Todd Pugh, who represents TeBos, said Nagy is likely going after the college because it would have more money than the football players.
“It appears to be the strategy of the plaintiff’s attorney and the plaintiff to reach deeper pockets,” Pugh said. “I don’t disagree with the strategy from a plaintiff’s lawyer’s perspective, but the facts don’t support it.”
Nagy reported to authorities that he was watching the NCAA basketball tournament in a dorm the night of the incident when several teammates entered the room and tackled him, according to the lawsuit and investigative records obtained by the Tribune. Then a 19-year-old freshman, Nagy said he kicked his legs and yelled at them to stop, only to be punched and have his bare legs and wrists wrapped in duct tape.
The players put a pillowcase over Nagy’s head and took him from the residence hall. Nagy was placed in the back seat of a teammate’s vehicle and held down by at least two players while others piled into the vehicle, according to the lawsuit.
After the vehicle began moving, they played Middle Eastern music, and at one point the players suggested to the freshman that he had been kidnapped by Muslims who wanted to fornicate with goats, the lawsuit states. They patted his foot and suggested he would be their “goat” for the evening, according to the complaint.

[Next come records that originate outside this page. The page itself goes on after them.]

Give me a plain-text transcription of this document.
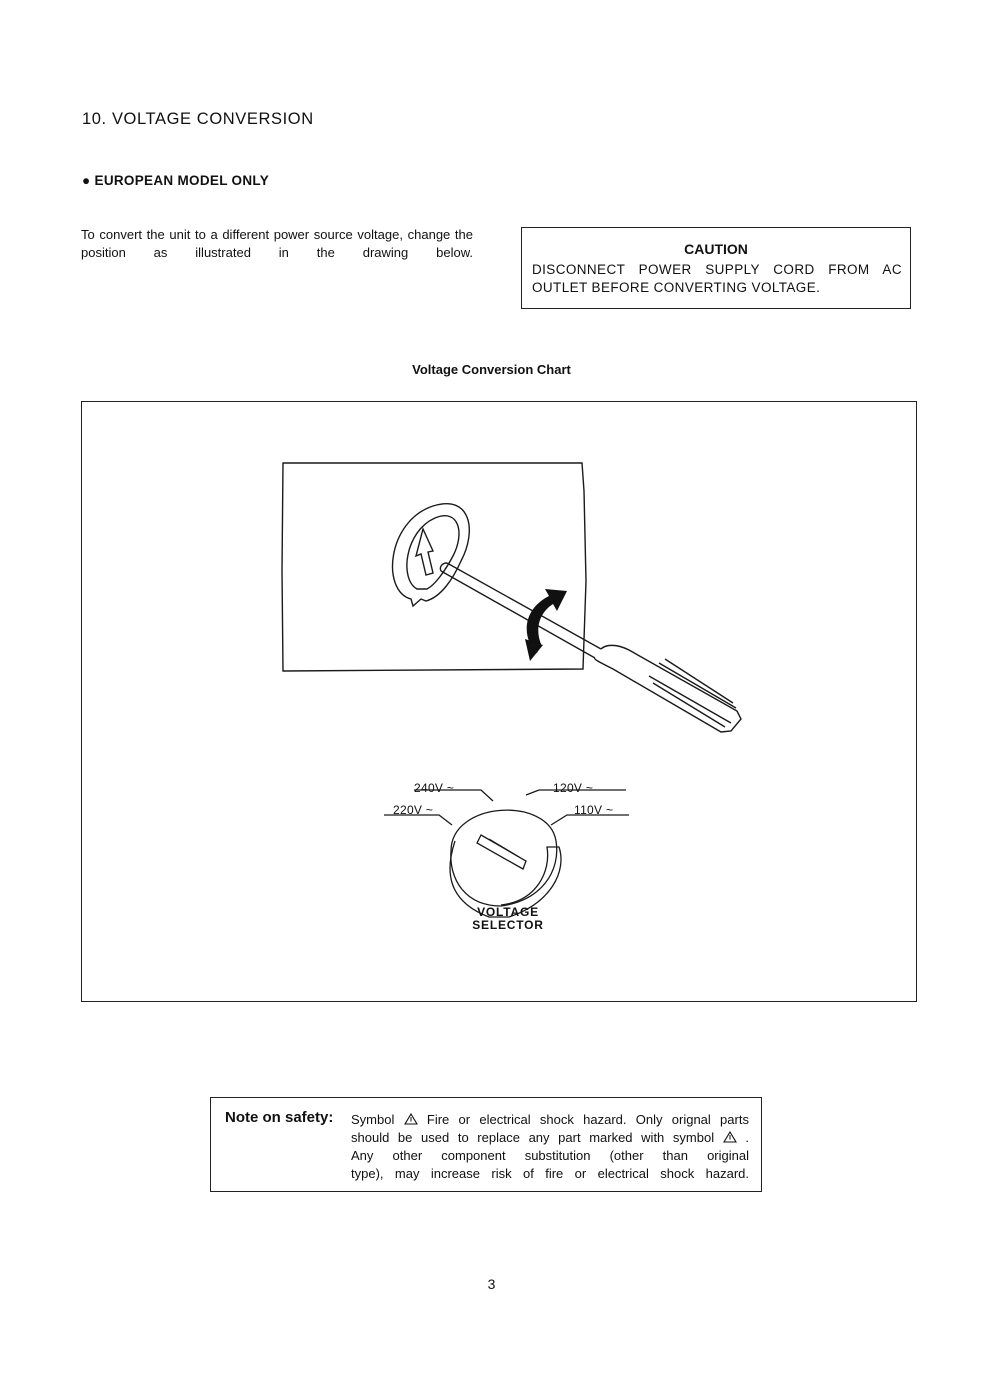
10. VOLTAGE CONVERSION
● EUROPEAN MODEL ONLY
To convert the unit to a different power source voltage, change the position as illustrated in the drawing below.	CAUTION
DISCONNECT POWER SUPPLY CORD FROM AC
OUTLET BEFORE CONVERTING VOLTAGE.
Voltage Conversion Chart
240V ~	120V ~
220V ~	110V ~
VOLTAGE
SELECTOR
Note on safety: Symbol	Fire or electrical shock hazard. Only orignal parts
should be used to replace any part marked with symbol .
Any other component substitution (other than original
type), may increase risk of fire or electrical shock hazard.
3
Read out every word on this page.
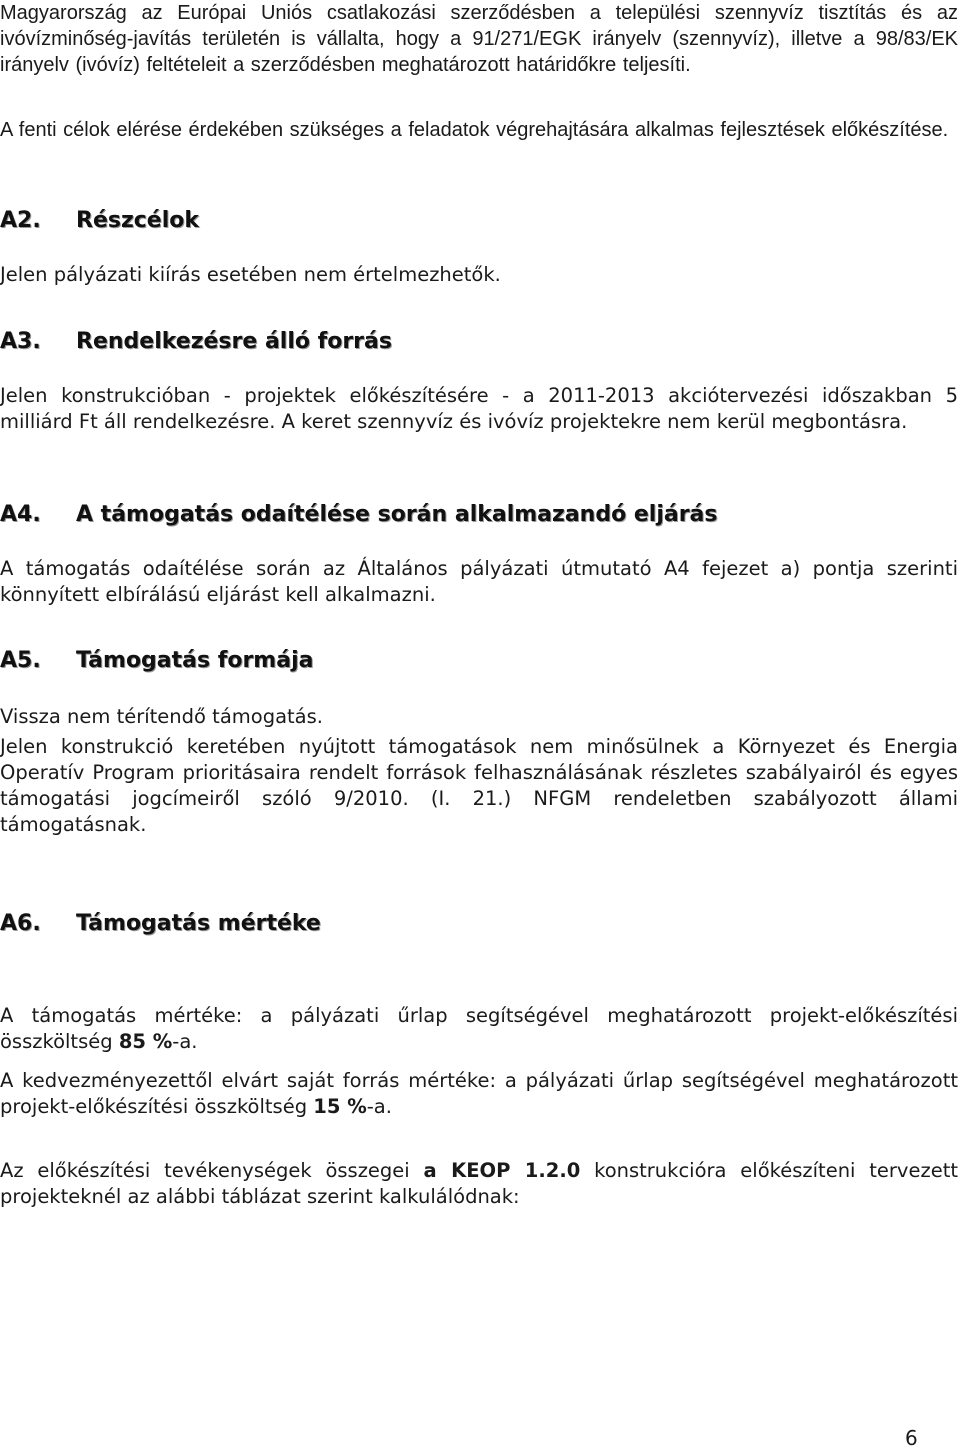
Magyarország az Európai Uniós csatlakozási szerződésben a települési szennyvíz tisztítás és az ivóvízminőség-javítás területén is vállalta, hogy a 91/271/EGK irányelv (szennyvíz), illetve a 98/83/EK irányelv (ivóvíz) feltételeit a szerződésben meghatározott határidőkre teljesíti.

A fenti célok elérése érdekében szükséges a feladatok végrehajtására alkalmas fejlesztések előkészítése.

A2. Részcélok

Jelen pályázati kiírás esetében nem értelmezhetők.

A3. Rendelkezésre álló forrás

Jelen konstrukcióban - projektek előkészítésére - a 2011-2013 akciótervezési időszakban 5 milliárd Ft áll rendelkezésre. A keret szennyvíz és ivóvíz projektekre nem kerül megbontásra.

A4. A támogatás odaítélése során alkalmazandó eljárás

A támogatás odaítélése során az Általános pályázati útmutató A4 fejezet a) pontja szerinti könnyített elbírálású eljárást kell alkalmazni.

A5. Támogatás formája

Vissza nem térítendő támogatás.

Jelen konstrukció keretében nyújtott támogatások nem minősülnek a Környezet és Energia Operatív Program prioritásaira rendelt források felhasználásának részletes szabályairól és egyes támogatási jogcímeiről szóló 9/2010. (I. 21.) NFGM rendeletben szabályozott állami támogatásnak.

A6. Támogatás mértéke

A támogatás mértéke: a pályázati űrlap segítségével meghatározott projekt-előkészítési összköltség 85 %-a.

A kedvezményezettől elvárt saját forrás mértéke: a pályázati űrlap segítségével meghatározott projekt-előkészítési összköltség 15 %-a.

Az előkészítési tevékenységek összegei a KEOP 1.2.0 konstrukcióra előkészíteni tervezett projekteknél az alábbi táblázat szerint kalkulálódnak:

6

The lawsuit states the players restrained him with more duct tape during the drive, pulled down his shorts and underwear, then tried to insert an object into his rectum. After the freshman yelled at them to stop, he was beaten, according to the lawsuit.
The accused players have denied trying to insert anything into Nagy’s rectum. None of the criminal charges against them allege a sexual offense.
The players drove to a park off campus and carried the teen onto a baseball diamond, the complaint states. Nagy told investigators that players threw dirt on him, took his cellphone and left him half-naked on the field.
Nagy, who went to the hospital and spoke with police officers later that night, suffered two labrum tears that required surgery, authorities said. He withdrew from the school a short time later.
A second player also was targeted that night, but he was not injured and did not file a complaint. He remained on the football team last season.
Five players — Spielman, Cooksey, Kregel, Pettway and TeBos — were charged with aggravated battery, mob action and unlawful restraint. They were suspended from the team’s games and practices following the charges.
Under an intense national spotlight after the Tribune broke the story announcing the criminal charges, college administrators issued a harsh statement that called the incident “entirely unacceptable” and contrary to the school’s religious values and “values we share as human beings.”
Away from public scrutiny, however, the college stood more firmly behind the players after finishing its internal investigation a year ago. College officials, who hired a third-party investigator to review his account, sent the accuser a letter in November 2016 stating they found the players’ account “more credible” than his, according to a copy of the letter obtained by the Tribune.
The complaint, however, alleges college officials have long known about the team’s hazing traditions for decades and have done nothing to stop it. The suit accuses the players of battery and false imprisonment. The college is accused of negligence and willful and wanton conduct, according to the lawsuit.
“The complaint seeks to have a public accounting of what happened, not only to compensate our client for the substantial suffering and losses that he has sustained because of the illegal conduct of Wheaton College and the involved players, but also to raise awareness of the significant risks of hazing to deter others from doing it and to encourage school and athletic officials to intervene and halt hazing practices where they occur and before the worst happens,” Ekl said, in his prepared statement.